On 11/07/12 05:38, Josh Durgin wrote:
> On 07/10/2012 02:25 AM, Vladimir Bashkirtsev wrote:
>> On 10/07/12 14:32, Dan Mick wrote:
>>>
>>>
>>> On 07/09/2012 08:27 PM, Vladimir Bashkirtsev wrote:
>>>> On 10/07/12 03:17, Dan Mick wrote:
>>>>> Well, it's not so much those; those are the objects that hold data
>>>>> blocks.  You're more interested in the objects whose names end in
>>>>> '.rbd'.  These are the header objects, one per image, and are
>>>>> interpreted by rbd info, but I'm concerned that one of them may not
>>>>> exist.
>>>> Right on the ball: .rbd for image concerned just does not exist. So 
>>>> how
>>>> can we recover from this? And why it has disappeared in first 
>>>> place? (I
>>>> guess latter may be related to some sort of bug)
>>>
>>> Don't know why it might have disappeared.  Recovery: no easy way. It's
>>> possible that image header could be reconstructed, but there aren't
>>> any tools written to do it (the header format is pretty uncomplicated).

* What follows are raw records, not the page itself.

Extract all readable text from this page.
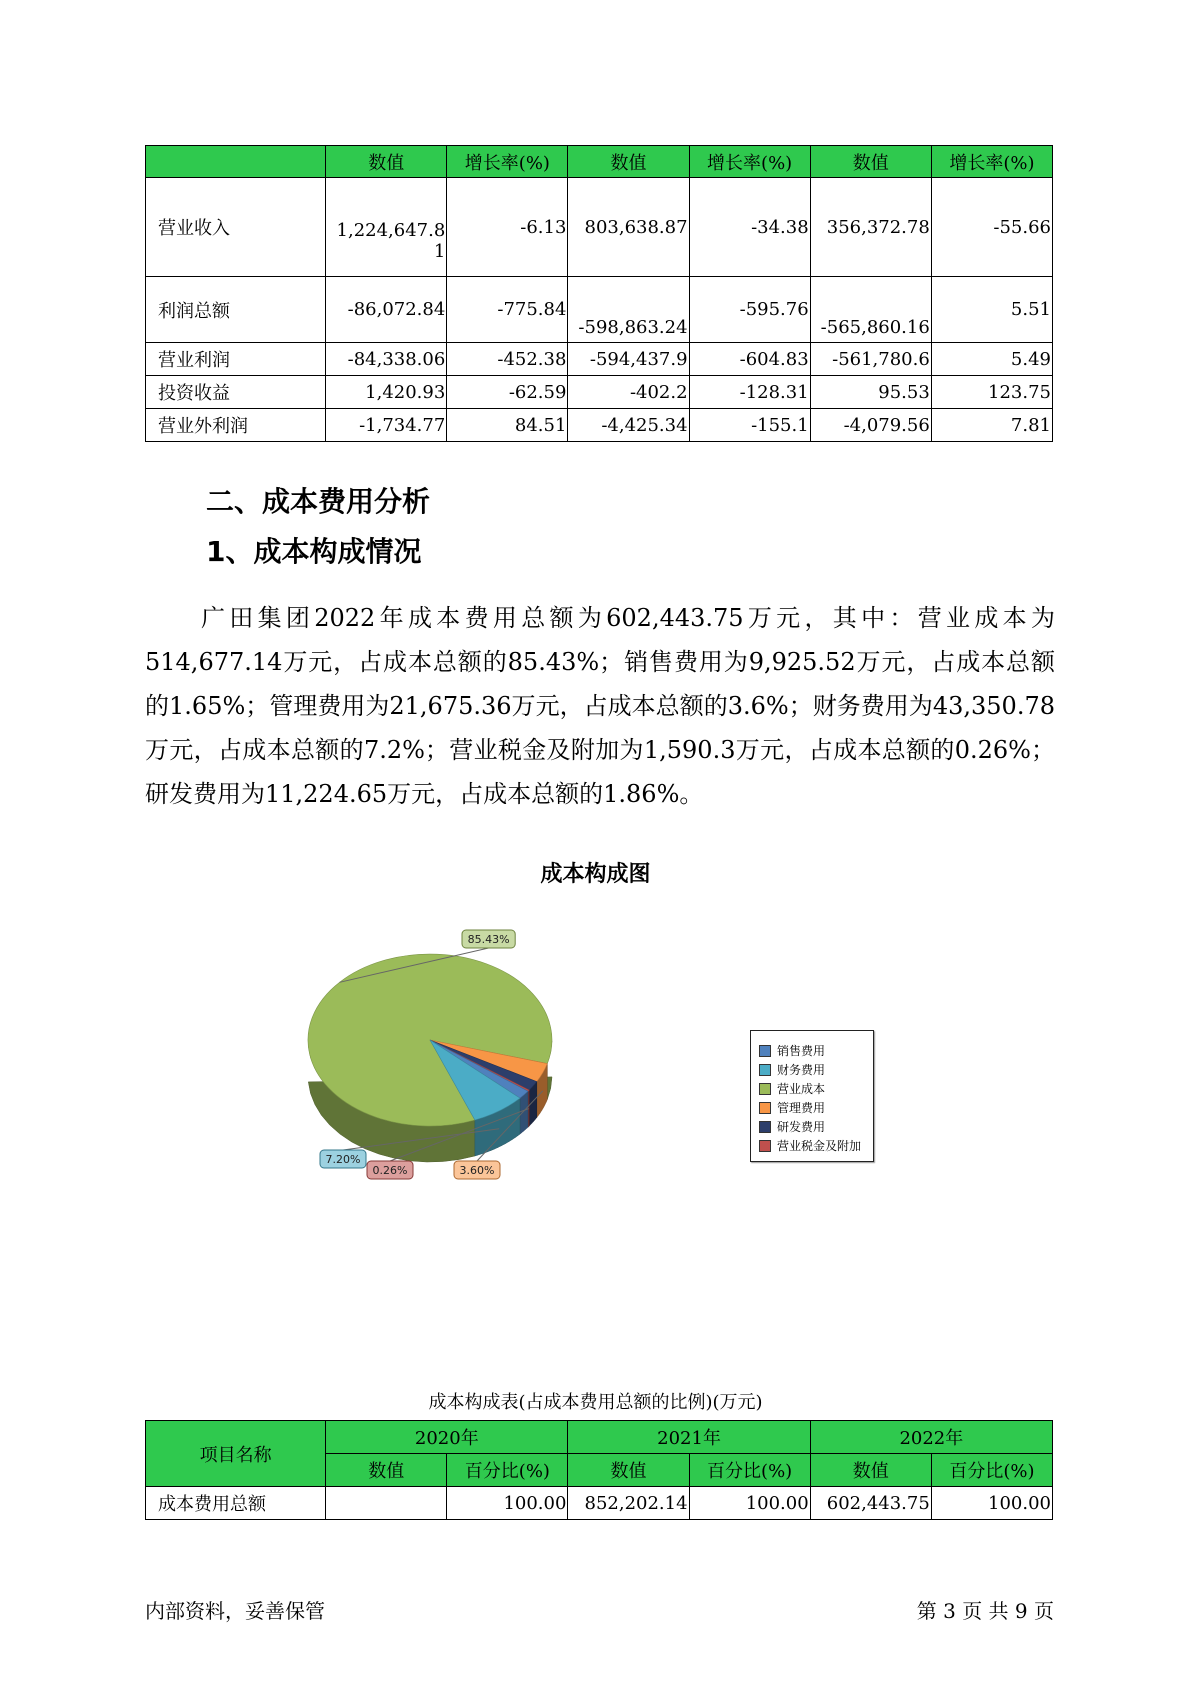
	数值	增长率(%)	数值	增长率(%)	数值	增长率(%)
营业收入	1,224,647.81	-6.13	803,638.87	-34.38	356,372.78	-55.66
利润总额	-86,072.84	-775.84	-598,863.24	-595.76	-565,860.16	5.51
营业利润	-84,338.06	-452.38	-594,437.9	-604.83	-561,780.6	5.49
投资收益	1,420.93	-62.59	-402.2	-128.31	95.53	123.75
营业外利润	-1,734.77	84.51	-4,425.34	-155.1	-4,079.56	7.81
二、成本费用分析
1、成本构成情况
广田集团2022年成本费用总额为602,443.75万元，其中：营业成本为514,677.14万元，占成本总额的85.43%；销售费用为9,925.52万元，占成本总额的1.65%；管理费用为21,675.36万元，占成本总额的3.6%；财务费用为43,350.78万元，占成本总额的7.2%；营业税金及附加为1,590.3万元，占成本总额的0.26%；研发费用为11,224.65万元，占成本总额的1.86%。
成本构成图
85.43%
3.60%
0.26%
7.20%
销售费用
财务费用
营业成本
管理费用
研发费用
营业税金及附加
成本构成表(占成本费用总额的比例)(万元)
项目名称	2020年		2021年		2022年	
	数值	百分比(%)	数值	百分比(%)	数值	百分比(%)
成本费用总额		100.00	852,202.14	100.00	602,443.75	100.00
内部资料，妥善保管	第 3 页 共 9 页
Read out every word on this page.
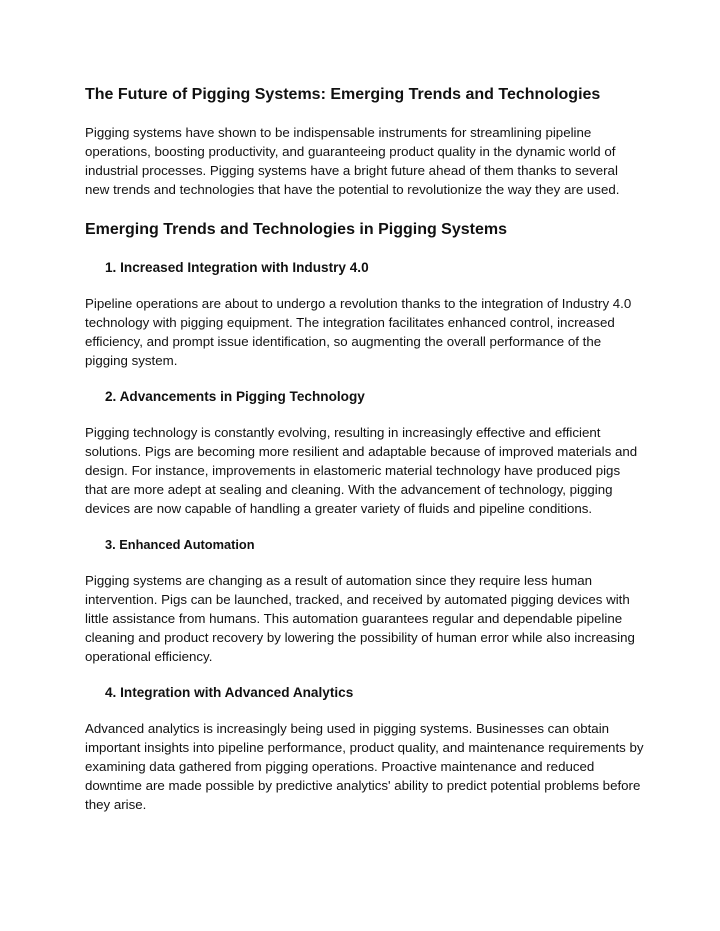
The Future of Pigging Systems: Emerging Trends and Technologies

Pigging systems have shown to be indispensable instruments for streamlining pipeline operations, boosting productivity, and guaranteeing product quality in the dynamic world of industrial processes. Pigging systems have a bright future ahead of them thanks to several new trends and technologies that have the potential to revolutionize the way they are used.

Emerging Trends and Technologies in Pigging Systems
1. Increased Integration with Industry 4.0

Pipeline operations are about to undergo a revolution thanks to the integration of Industry 4.0 technology with pigging equipment. The integration facilitates enhanced control, increased efficiency, and prompt issue identification, so augmenting the overall performance of the pigging system.

2. Advancements in Pigging Technology

Pigging technology is constantly evolving, resulting in increasingly effective and efficient solutions. Pigs are becoming more resilient and adaptable because of improved materials and design. For instance, improvements in elastomeric material technology have produced pigs that are more adept at sealing and cleaning. With the advancement of technology, pigging devices are now capable of handling a greater variety of fluids and pipeline conditions.

3. Enhanced Automation

Pigging systems are changing as a result of automation since they require less human intervention. Pigs can be launched, tracked, and received by automated pigging devices with little assistance from humans. This automation guarantees regular and dependable pipeline cleaning and product recovery by lowering the possibility of human error while also increasing operational efficiency.

4. Integration with Advanced Analytics

Advanced analytics is increasingly being used in pigging systems. Businesses can obtain important insights into pipeline performance, product quality, and maintenance requirements by examining data gathered from pigging operations. Proactive maintenance and reduced downtime are made possible by predictive analytics' ability to predict potential problems before they arise.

>> Well... Then somehow either I need to rebuild it manually or clean up
>> image remains to free up space. Given that rbd tool refuses to do
>> anything without .rbd object then clean up appears to be manual as well.
>>
>> I have run rbd info on the rest of images and excluded rb.* objects
>> belonging to good images. Now I know broken image has prefix of rb.0.1
>> and technically I can clean out objects belonging to this image. But rbd
>> ls seems to pull the list of rbd images from somewhere: broken image
>> must be removed from there as well. Not sure where it is stored.
>
> This is stored in the rbd_directory object. 'rbd rm' tries to do
> as much as it can when missing the header, including removing the image
> from the directory. If you do 'rbd rm image --debug-rbd 2' you should
> see this happen. You'll still get the message about the header being
> missing, but it should continue and remove it from the rbd_directory
> object as well. It can't remove the data objects since it doesn't
> know the correct prefix without the header.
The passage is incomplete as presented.